The Citic Ltd. fund concluded the acquisition of Dow Chemical’s Brazil corn-seed assets earlier this month in a $1.1 billion deal. Another $2.5 billion is available for new investments in research or acquisitions of other agricultural companies with profiles that match the fund’s strategy, including businesses in soybeans and rice, according to Vitor Cunha, the general manager at LP Sementes, the new company created from the corn deal.
"Citic is starting to become an international company, and Brazil will be the global manager of this strategy," Cunha said in a telephone interview from Ribeirao Preto, in Sao Paulo state. "The Chinese will expand its agricultural business from Brazil."
The decision to make Brazil the main driver for Citic’s global agriculture growth stems from the Dow corn deal. The acquired assets give Citic deeper knowledge about the corn-seed market, Cunha said. LP Sementes is Brazil’s third-biggest supplier of the seeds, with almost 20 percent market share. Yuan Longping High-tech Agriculture, the company responsible for managing Citic’s corn assets in Brazil, is the world’s largest rice-seed company.
LP Sementes plans to offer a new corn-seed brand to replace a Dow variety by April 2018 for planting during the 2018-19 season. The company has the right to use the Dow brand over the next 12 months. The newly formed company’s sales strategy and its focus on co-operatives and retailers will remain unchanged, Cunha said.
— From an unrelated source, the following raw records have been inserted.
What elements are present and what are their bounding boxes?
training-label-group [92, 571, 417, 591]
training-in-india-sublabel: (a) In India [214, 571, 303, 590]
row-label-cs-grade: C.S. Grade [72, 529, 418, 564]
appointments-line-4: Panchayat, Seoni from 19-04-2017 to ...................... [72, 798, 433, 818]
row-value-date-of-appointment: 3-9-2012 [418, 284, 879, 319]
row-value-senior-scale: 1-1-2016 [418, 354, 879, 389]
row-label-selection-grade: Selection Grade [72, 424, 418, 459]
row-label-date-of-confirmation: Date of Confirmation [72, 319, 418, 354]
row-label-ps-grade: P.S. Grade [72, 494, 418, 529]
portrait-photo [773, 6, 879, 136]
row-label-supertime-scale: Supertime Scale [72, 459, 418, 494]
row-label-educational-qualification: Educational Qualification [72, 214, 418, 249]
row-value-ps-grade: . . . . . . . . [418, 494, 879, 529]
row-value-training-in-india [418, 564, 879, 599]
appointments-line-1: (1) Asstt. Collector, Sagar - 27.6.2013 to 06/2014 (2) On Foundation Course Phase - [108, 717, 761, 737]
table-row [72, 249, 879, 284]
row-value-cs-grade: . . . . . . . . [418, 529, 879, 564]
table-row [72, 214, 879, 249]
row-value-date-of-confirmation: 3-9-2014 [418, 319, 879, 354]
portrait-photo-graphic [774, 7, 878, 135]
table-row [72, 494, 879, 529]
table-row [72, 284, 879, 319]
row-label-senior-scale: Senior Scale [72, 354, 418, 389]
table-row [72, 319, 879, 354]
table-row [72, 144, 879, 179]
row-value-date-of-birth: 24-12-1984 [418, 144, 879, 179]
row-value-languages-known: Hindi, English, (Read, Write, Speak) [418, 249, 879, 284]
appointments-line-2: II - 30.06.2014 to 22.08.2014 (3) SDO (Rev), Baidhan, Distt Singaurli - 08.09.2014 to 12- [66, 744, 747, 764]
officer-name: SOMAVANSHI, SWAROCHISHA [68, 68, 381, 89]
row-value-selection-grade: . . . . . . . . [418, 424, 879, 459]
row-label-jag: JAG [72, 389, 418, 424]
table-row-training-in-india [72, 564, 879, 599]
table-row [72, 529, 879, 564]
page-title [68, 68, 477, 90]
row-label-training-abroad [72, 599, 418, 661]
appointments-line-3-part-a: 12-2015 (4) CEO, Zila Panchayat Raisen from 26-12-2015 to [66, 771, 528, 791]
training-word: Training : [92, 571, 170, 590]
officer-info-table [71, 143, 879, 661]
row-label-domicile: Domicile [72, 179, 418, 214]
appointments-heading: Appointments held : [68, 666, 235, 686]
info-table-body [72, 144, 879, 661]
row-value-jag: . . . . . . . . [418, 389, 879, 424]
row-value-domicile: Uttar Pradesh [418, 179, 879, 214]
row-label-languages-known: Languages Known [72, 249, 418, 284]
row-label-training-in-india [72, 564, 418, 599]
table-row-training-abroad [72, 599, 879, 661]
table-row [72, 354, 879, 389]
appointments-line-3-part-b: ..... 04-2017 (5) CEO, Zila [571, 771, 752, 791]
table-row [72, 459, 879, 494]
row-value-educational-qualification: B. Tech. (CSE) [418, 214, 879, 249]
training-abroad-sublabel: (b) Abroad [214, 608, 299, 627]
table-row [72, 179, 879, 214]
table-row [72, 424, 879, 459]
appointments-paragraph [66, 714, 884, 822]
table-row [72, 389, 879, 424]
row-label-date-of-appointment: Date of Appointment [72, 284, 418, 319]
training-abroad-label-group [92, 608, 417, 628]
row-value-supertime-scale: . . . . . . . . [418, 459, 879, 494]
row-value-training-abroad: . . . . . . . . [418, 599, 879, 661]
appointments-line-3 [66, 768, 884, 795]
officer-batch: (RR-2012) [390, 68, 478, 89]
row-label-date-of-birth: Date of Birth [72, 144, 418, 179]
While no substantial change in the company’s management is expected after the acquisition, Cunha, who was also general manager at the former Dow unit, said LP Sementes plans to try and expand its seeds genetics to others countries in South America and in Africa.
"China is trying to expand partnerships with this deal in Brazil -- we don’t see it as a threat or loss of sovereignty to Brazil,” Cunha said after being asked about a tweet on Citic-Dow deal sent Dec. 10 by Jair Bolsonaro, one of the leading candidates in the nation’s presidential elections. Bolsonaro argued the deal poses a threat to Brazil’s food security as it gives China almost 20 percent of the country’s corn-seed market.
It’s possible Bolsonaro hasn’t “correctly assessed” the deal, Cunha said. “If you’re going to export genetics to Africa or Asia, a Brazilian company will get the royalties."
Dow sold its corn seeds assets in Brazil to address antitrust concerns ahead of its merger with DuPont Co.